I drag myself through line after line, pushing through people trying to spy at the boy with electric eyes. But I don't see him anywhere, and after showing up ten minutes late I get the feeling that he might have departed.

What if he's not here? What if he forgot or he left without me? Would he do that to me?

Once the idea is in my head it's all I can think about, and it drives me insane. It tears at my brain to the point where I want to scream, afraid that the thoughts will consume me; and then an even more sinister thought punches me in the gut. I'm winded, my eyes filling with tears and not from the realization the he might be no more, but the fact that I might have to lug my ass all the way back to Tyson.

Tyson.

What if Tyson actually killed him? I mean Tepenga had said that she had saw blood- a lot, so maybe he was actually gone.
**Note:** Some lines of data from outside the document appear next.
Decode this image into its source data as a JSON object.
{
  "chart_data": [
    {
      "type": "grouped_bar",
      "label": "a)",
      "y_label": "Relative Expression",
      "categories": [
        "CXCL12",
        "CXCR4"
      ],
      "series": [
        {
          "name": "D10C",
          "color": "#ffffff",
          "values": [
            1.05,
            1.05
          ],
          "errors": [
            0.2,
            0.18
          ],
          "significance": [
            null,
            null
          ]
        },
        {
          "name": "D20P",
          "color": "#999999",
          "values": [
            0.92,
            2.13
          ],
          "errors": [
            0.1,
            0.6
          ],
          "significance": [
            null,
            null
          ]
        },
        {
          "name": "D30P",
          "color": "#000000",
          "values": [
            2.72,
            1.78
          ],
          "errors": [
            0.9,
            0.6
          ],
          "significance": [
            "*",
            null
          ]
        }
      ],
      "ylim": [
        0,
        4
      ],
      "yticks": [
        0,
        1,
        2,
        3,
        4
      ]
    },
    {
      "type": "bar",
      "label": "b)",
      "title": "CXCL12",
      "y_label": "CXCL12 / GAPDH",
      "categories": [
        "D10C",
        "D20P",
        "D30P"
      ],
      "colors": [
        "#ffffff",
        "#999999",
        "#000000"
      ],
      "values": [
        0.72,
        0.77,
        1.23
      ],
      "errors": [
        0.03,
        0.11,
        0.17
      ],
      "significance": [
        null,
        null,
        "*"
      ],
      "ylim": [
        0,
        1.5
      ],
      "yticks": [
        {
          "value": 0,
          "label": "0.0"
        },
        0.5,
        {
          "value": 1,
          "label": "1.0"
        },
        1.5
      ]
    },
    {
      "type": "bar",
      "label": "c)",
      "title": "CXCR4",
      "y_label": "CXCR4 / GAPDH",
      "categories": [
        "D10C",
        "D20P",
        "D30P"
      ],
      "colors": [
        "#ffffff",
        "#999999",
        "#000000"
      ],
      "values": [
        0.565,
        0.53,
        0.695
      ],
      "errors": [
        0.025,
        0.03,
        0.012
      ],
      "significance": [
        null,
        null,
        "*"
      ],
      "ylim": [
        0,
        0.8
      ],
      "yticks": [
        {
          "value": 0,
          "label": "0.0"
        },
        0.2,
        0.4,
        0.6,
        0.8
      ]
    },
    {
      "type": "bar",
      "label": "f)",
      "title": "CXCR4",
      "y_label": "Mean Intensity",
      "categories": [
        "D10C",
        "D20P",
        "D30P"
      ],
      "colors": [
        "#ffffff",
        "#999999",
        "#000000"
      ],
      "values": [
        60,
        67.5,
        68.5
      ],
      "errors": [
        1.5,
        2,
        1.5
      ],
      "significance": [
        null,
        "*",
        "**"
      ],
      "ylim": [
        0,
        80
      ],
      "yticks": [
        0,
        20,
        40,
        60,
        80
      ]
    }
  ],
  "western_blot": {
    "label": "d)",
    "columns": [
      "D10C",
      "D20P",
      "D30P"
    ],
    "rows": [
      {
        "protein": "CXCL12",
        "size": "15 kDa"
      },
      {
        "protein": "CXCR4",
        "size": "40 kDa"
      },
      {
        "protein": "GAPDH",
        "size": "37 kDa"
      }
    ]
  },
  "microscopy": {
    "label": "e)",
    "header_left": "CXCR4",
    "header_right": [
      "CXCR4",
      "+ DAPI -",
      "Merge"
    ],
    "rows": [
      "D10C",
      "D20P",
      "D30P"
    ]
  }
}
My hands tremble just thinking about it and I have to sit. I bring myself to sit at a bench, grabbing at my knees, trying to gather more air inside my lungs to only dispel them through crippling sobs.

He can't be dead he texted me yesterday, I mean he has to be alive.

I grab my backpack from my shoulders and unzip it, feeling around the bottom for my phone, until I realize- it's in the bottom of a subway trash can.

I push my head into my fist, groaning in annoyance at my crass decision to chuck my phone away.

"Shit!" I scream, throwing it shut and sitting it beside me. "This is fucking great."

"You know I hate it when you curse," I hear from beside me, a rustic voice laced with familiarity.

I turn to ice sitting on this bench, my fingers digging into the coils of metal.

I pinch my eyes shut, grabbing ahold of my bag and twisting around to see who's talking, but I don't want to open them; afraid that the voice is all in my head and it might dwindle. Once I open them, every bad thought of him leaving me behind or dead in a river vanquishes from my mind and all I'm left with is stifled emotions.

He doesn't look like himself, not even a little bit. He's wearing sweatpants, new, I assume with the draw-string hanging from his waist. A mismatched plaid shirt adorns his torso and hanging from his neck is the pendent I got him two years ago for his birthday. It's when I see his face, so interlaced with spectrums of brown and blonde and eyes so blue they're translucent, that it actually hits me that he's here, we are together again.